The second goal came on a penalty where Ream’s botched clearing attempt inside his own box saw his foot miss the ball and catch Panama’s Blas Perez instead, setting up a penalty kick conversion by Gabriel Gomez.
“I went to clear it and as I was swinging I was already committed and (Blas Perez) gave me a little nudge,” said Ream. “It was on my right side and as I was swinging through I caught him.”
Veteran defenders Carlos Bocanegra and Steve Cherundolo, the left and right backs respectively could only watch in vain as relative newcomers Ream and Goodson contributed to squandering both goals.
The situation up front was not much better in the first half with the quartet of forwards Jozy Altidore and Juan Agudelo with midfielders Clint Dempsey and Landon Donovan failing to find a passing rhythm to set up multiple quality chances.
Deeper set midfielders Michael Bradley and Jermaine Jones found themselves tangled in the Panamanian defensive nets, with Jones repeatedly on the ground screaming for a foul while an upright Bradley found it difficult to find advanced targets to jump start the attack. The insertion of bubbly substitutes Alejandro Bedoya and Sacha Kljestan coupled with Goodson’s 68th minute headed goal upped the USA’s energy in the second half leading to many more chances than the first period but in the end the chase could not produce a fruitful comeback.
“Sometimes you just come out flat for whatever reason. At this level, and against a good team, you can’t do that,” U.S. veteran forward Donovan said. “Some nights you come out flat and you don’t get punished, but other nights you do. We learned a valuable lesson.”
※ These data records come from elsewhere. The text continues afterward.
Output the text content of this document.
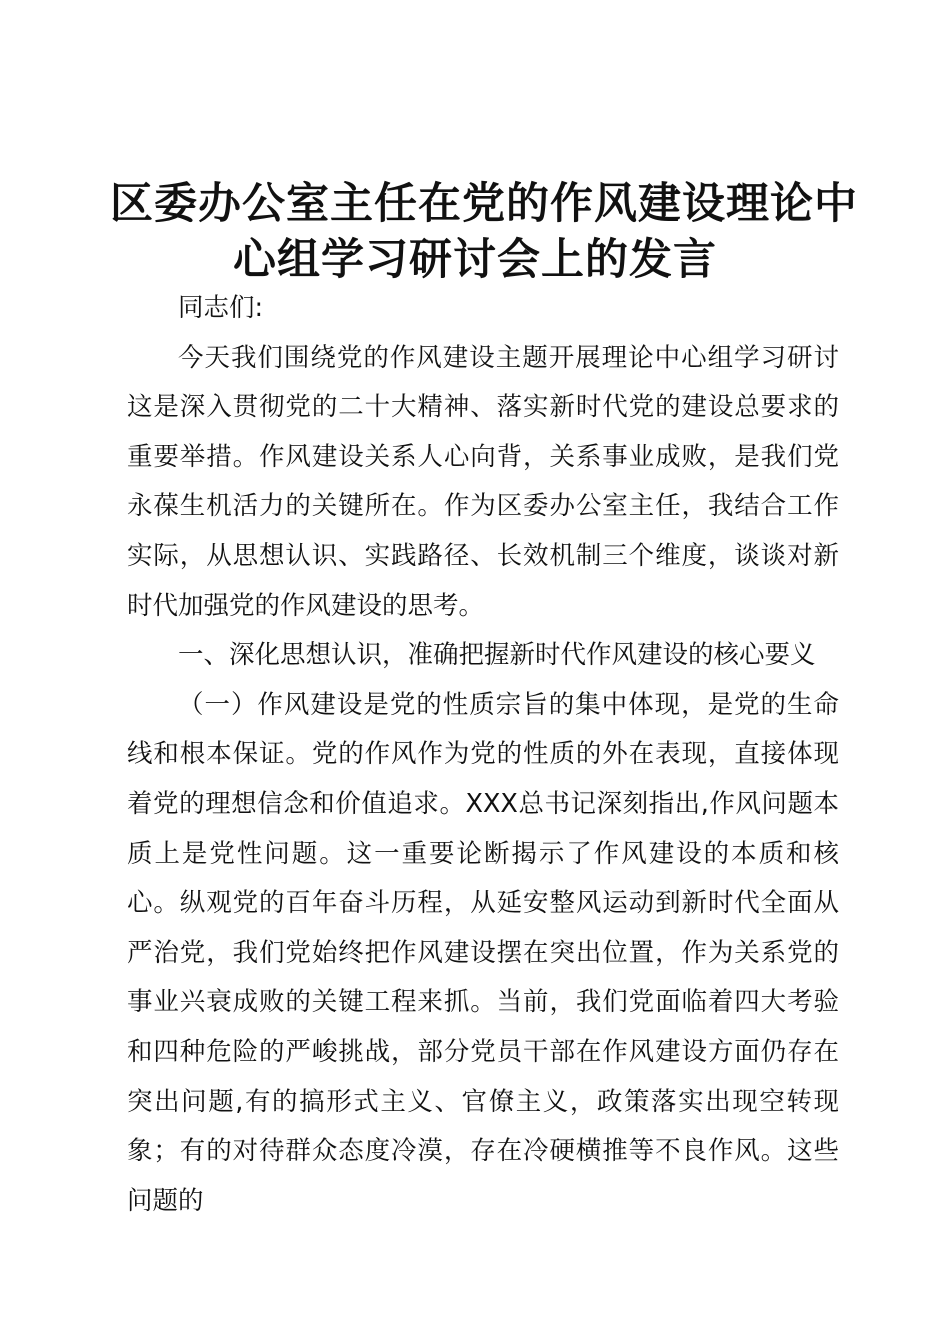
区委办公室主任在党的作风建设理论中
心组学习研讨会上的发言

同志们:

今天我们围绕党的作风建设主题开展理论中心组学习研讨这是深入贯彻党的二十大精神、落实新时代党的建设总要求的重要举措。作风建设关系人心向背，关系事业成败，是我们党永葆生机活力的关键所在。作为区委办公室主任，我结合工作实际，从思想认识、实践路径、长效机制三个维度，谈谈对新时代加强党的作风建设的思考。

一、深化思想认识，准确把握新时代作风建设的核心要义

（一）作风建设是党的性质宗旨的集中体现，是党的生命线和根本保证。党的作风作为党的性质的外在表现，直接体现着党的理想信念和价值追求。XXX总书记深刻指出,作风问题本质上是党性问题。这一重要论断揭示了作风建设的本质和核心。纵观党的百年奋斗历程，从延安整风运动到新时代全面从严治党，我们党始终把作风建设摆在突出位置，作为关系党的事业兴衰成败的关键工程来抓。当前，我们党面临着四大考验和四种危险的严峻挑战，部分党员干部在作风建设方面仍存在突出问题,有的搞形式主义、官僚主义，政策落实出现空转现象；有的对待群众态度冷漠，存在冷硬横推等不良作风。这些问题的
You would think that veterans in Donovan’s category would have learned these lessons long ago but it seems the necessary infusion of new players may take the current unit a tournament or two together to reach the level needed for consistent performances featuring airtight defense and a real midfield to forward connection to create the amount of chances that would generate the much needed goals.